Israel's immigrants pour out again as land fails to match its promise
From Ian MacKinnon in Jerusalem
WHEN Arkan Kariv landed in Israel 15 years ago it was a dream come true. A fervent Zionist, he was one of the original “refuseniks”, Soviet Jews refused permission to emigrate to Israel in the 1980s.
When the Soviet Union became fragmented in the 1990s Mr Kariv was finally free to move to Jerusalem where he made it big as a television star, hosting shows on the Russian language Channel Nine.
Two weeks ago he left Israel for good. The 41-year-old bachelor is back in Moscow seeking job interviews. He is following thousands of others who are leaving the Jewish homeland, exhausted by an economic slump and endless violence, in favour of their birthplace or fresh pastures with better opportunities.
“Suddenly Israel just became too small,” Mr Kariv said. “In the circles I moved in, more and more people are thinking like me. They’ve lived in Israel for ten years and find they’re not moving forward. They don’t see a better future there or the possibility of realising their goals.”
For a land built on immigration, the exodus of talent is a devastating trend, exacerbated by a dramatic drop in newcomers. Ariel Sharon, the Israeli Prime Minister, has promoted the goal that the nation of 6.6 million should attract a million more people in the next decade. But immigration slumped to just 23,200 last year, the lowest since 1990.
The influx of Jews after the relaxation of Soviet emigration restrictions and the subsequent break-up of the Soviet Union boosted Israel’s population. It hit a peak in 1990 and 1991 when 376,000 poured in from the Soviet republics. From 1989 until December 2003, 973,000 Soviet Jews settled in Israel. Now they are leaving.

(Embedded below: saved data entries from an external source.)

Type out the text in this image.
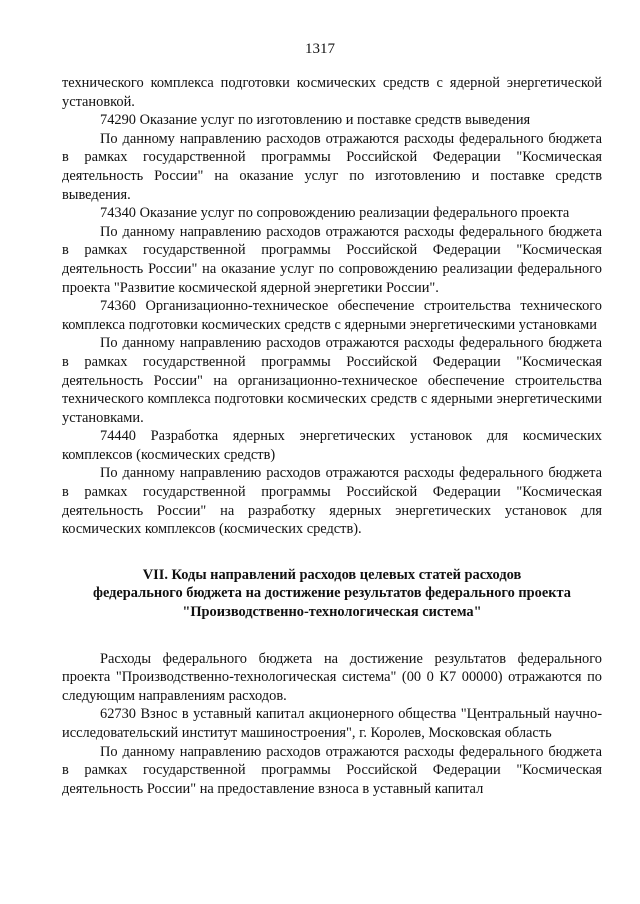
1317

технического комплекса подготовки космических средств с ядерной энергетической установкой.

74290 Оказание услуг по изготовлению и поставке средств выведения

По данному направлению расходов отражаются расходы федерального бюджета в рамках государственной программы Российской Федерации "Космическая деятельность России" на оказание услуг по изготовлению и поставке средств выведения.

74340 Оказание услуг по сопровождению реализации федерального проекта

По данному направлению расходов отражаются расходы федерального бюджета в рамках государственной программы Российской Федерации "Космическая деятельность России" на оказание услуг по сопровождению реализации федерального проекта "Развитие космической ядерной энергетики России".

74360 Организационно-техническое обеспечение строительства технического комплекса подготовки космических средств с ядерными энергетическими установками

По данному направлению расходов отражаются расходы федерального бюджета в рамках государственной программы Российской Федерации "Космическая деятельность России" на организационно-техническое обеспечение строительства технического комплекса подготовки космических средств с ядерными энергетическими установками.

74440 Разработка ядерных энергетических установок для космических комплексов (космических средств)

По данному направлению расходов отражаются расходы федерального бюджета в рамках государственной программы Российской Федерации "Космическая деятельность России" на разработку ядерных энергетических установок для космических комплексов (космических средств).

VII. Коды направлений расходов целевых статей расходов
федерального бюджета на достижение результатов федерального проекта
"Производственно-технологическая система"

Расходы федерального бюджета на достижение результатов федерального проекта "Производственно-технологическая система" (00 0 К7 00000) отражаются по следующим направлениям расходов.

62730 Взнос в уставный капитал акционерного общества "Центральный научно-исследовательский институт машиностроения", г. Королев, Московская область

По данному направлению расходов отражаются расходы федерального бюджета в рамках государственной программы Российской Федерации "Космическая деятельность России" на предоставление взноса в уставный капитал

According to official figures, about 72,000 of the Soviet Jews who came to Israel have left, most destined for Canada, the US or Europe.

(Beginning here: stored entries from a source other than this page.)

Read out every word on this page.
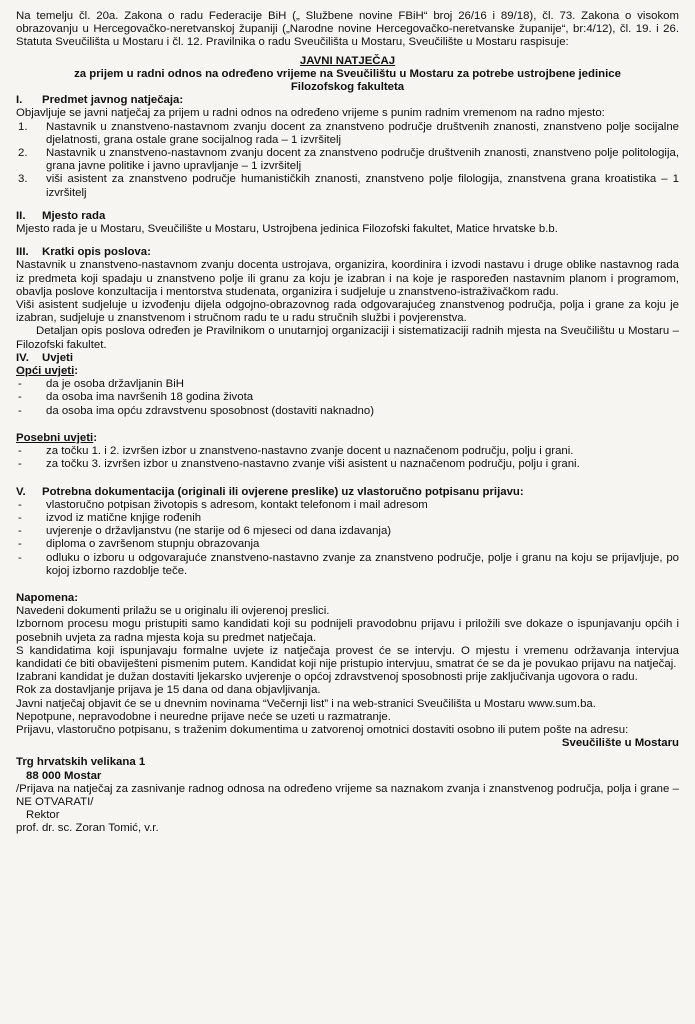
Na temelju čl. 20a. Zakona o radu Federacije BiH („ Službene novine FBiH“ broj 26/16 i 89/18), čl. 73. Zakona o visokom obrazovanju u Hercegovačko-neretvanskoj županiji („Narodne novine Hercegovačko-neretvanske županije“, br:4/12), čl. 19. i 26. Statuta Sveučilišta u Mostaru i čl. 12. Pravilnika o radu Sveučilišta u Mostaru, Sveučilište u Mostaru raspisuje:

JAVNI NATJEČAJ

za prijem u radni odnos na određeno vrijeme na Sveučilištu u Mostaru za potrebe ustrojbene jedinice

Filozofskog fakulteta

I. Predmet javnog natječaja:

Objavljuje se javni natječaj za prijem u radni odnos na određeno vrijeme s punim radnim vremenom na radno mjesto:

1. Nastavnik u znanstveno-nastavnom zvanju docent za znanstveno područje društvenih znanosti, znanstveno polje socijalne djelatnosti, grana ostale grane socijalnog rada – 1 izvršitelj
2. Nastavnik u znanstveno-nastavnom zvanju docent za znanstveno područje društvenih znanosti, znanstveno polje politologija, grana javne politike i javno upravljanje – 1 izvršitelj
3. viši asistent za znanstveno područje humanističkih znanosti, znanstveno polje filologija, znanstvena grana kroatistika – 1 izvršitelj
II. Mjesto rada

Mjesto rada je u Mostaru, Sveučilište u Mostaru, Ustrojbena jedinica Filozofski fakultet, Matice hrvatske b.b.

III. Kratki opis poslova:

Nastavnik u znanstveno-nastavnom zvanju docenta ustrojava, organizira, koordinira i izvodi nastavu i druge oblike nastavnog rada iz predmeta koji spadaju u znanstveno polje ili granu za koju je izabran i na koje je raspoređen nastavnim planom i programom, obavlja poslove konzultacija i mentorstva studenata, organizira i sudjeluje u znanstveno-istraživačkom radu.

Viši asistent sudjeluje u izvođenju dijela odgojno-obrazovnog rada odgovarajućeg znanstvenog područja, polja i grane za koju je izabran, sudjeluje u znanstvenom i stručnom radu te u radu stručnih službi i povjerenstva.

Detaljan opis poslova određen je Pravilnikom o unutarnjoj organizaciji i sistematizaciji radnih mjesta na Sveučilištu u Mostaru – Filozofski fakultet.

IV. Uvjeti
Opći uvjeti:
- da je osoba državljanin BiH
- da osoba ima navršenih 18 godina života
- da osoba ima opću zdravstvenu sposobnost (dostaviti naknadno)
Posebni uvjeti:
- za točku 1. i 2. izvršen izbor u znanstveno-nastavno zvanje docent u naznačenom području, polju i grani.
- za točku 3. izvršen izbor u znanstveno-nastavno zvanje viši asistent u naznačenom području, polju i grani.
V. Potrebna dokumentacija (originali ili ovjerene preslike) uz vlastoručno potpisanu prijavu:
- vlastoručno potpisan životopis s adresom, kontakt telefonom i mail adresom
- izvod iz matične knjige rođenih
- uvjerenje o državljanstvu (ne starije od 6 mjeseci od dana izdavanja)
- diploma o završenom stupnju obrazovanja
- odluku o izboru u odgovarajuće znanstveno-nastavno zvanje za znanstveno područje, polje i granu na koju se prijavljuje, po kojoj izborno razdoblje teče.
Napomena:

Navedeni dokumenti prilažu se u originalu ili ovjerenoj preslici.

Izbornom procesu mogu pristupiti samo kandidati koji su podnijeli pravodobnu prijavu i priložili sve dokaze o ispunjavanju općih i posebnih uvjeta za radna mjesta koja su predmet natječaja.

S kandidatima koji ispunjavaju formalne uvjete iz natječaja provest će se intervju. O mjestu i vremenu održavanja intervjua kandidati će biti obaviješteni pismenim putem. Kandidat koji nije pristupio intervjuu, smatrat će se da je povukao prijavu na natječaj.

Izabrani kandidat je dužan dostaviti ljekarsko uvjerenje o općoj zdravstvenoj sposobnosti prije zaključivanja ugovora o radu.

Rok za dostavljanje prijava je 15 dana od dana objavljivanja.

Javni natječaj objavit će se u dnevnim novinama “Večernji list” i na web-stranici Sveučilišta u Mostaru www.sum.ba.

Nepotpune, nepravodobne i neuredne prijave neće se uzeti u razmatranje.

Prijavu, vlastoručno potpisanu, s traženim dokumentima u zatvorenoj omotnici dostaviti osobno ili putem pošte na adresu:

Sveučilište u Mostaru

Trg hrvatskih velikana 1

88 000 Mostar

/Prijava na natječaj za zasnivanje radnog odnosa na određeno vrijeme sa naznakom zvanja i znanstvenog područja, polja i grane – NE OTVARATI/

Rektor

prof. dr. sc. Zoran Tomić, v.r.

Israel’s Immigration Ministry estimates that about 13,200 Soviet Jews left the country in 2002. Precise numbers are hard to gauge. Few Soviet Jews holding Israeli citizenship say that they have left for good. And if they make a return visit within one year they do not appear in the count even if they live overseas.
Unofficial estimates suggest that there are now between 50,000 and 90,000 Israeli Soviet Jews in Moscow alone. An opinion survey conducted by the Tel Aviv Mutagim Institute last year found that 26 per cent of Russian immigrants in Israel were considering leaving, compared with 6 per cent who admitted contemplating such a move before the outbreak of the Palestinian intifada in September 2000.
Frustration has led many of the most enterprising immigrants to return to Russia. Anton Nosik, 38, left Israel after seven years when he realised that the local market for his internet news agency was too small for his big ambitions. A business environment that shut out newcomers stifled his entrepreneurial zeal.
“Every one of us reached a kind of ceiling that prevented us from growing further,” said Mr Nosik, who now runs Russia’s largest internet service provider from Moscow.
“In Israel it’s all about which kindergarten you went to. It’s a kind of cronyism that’s quite natural in such a small country. Israel is an immigrant state, but it’s built on a strange muddle where outsiders are met with obstacles.”
Avraham Berkowitz, a rabbi and executive director of the Federation of Jewish Communities in Russia and the former Soviet republics, says that many of those returning keep their Jewish traditions and intend to go back to Israel.
But for the Israeli Government the departures are another tick of the demographic time bomb that threatens the Jewish state.
There are about 5.2 million Jews in Israel compared with about 800,000 Arab Israelis and 3.5 million Palestinians in the West Bank and Gaza. With the Palestinian birthrate nearly three times that of Israelis, immigration has assumed huge significance. So, too, the departures.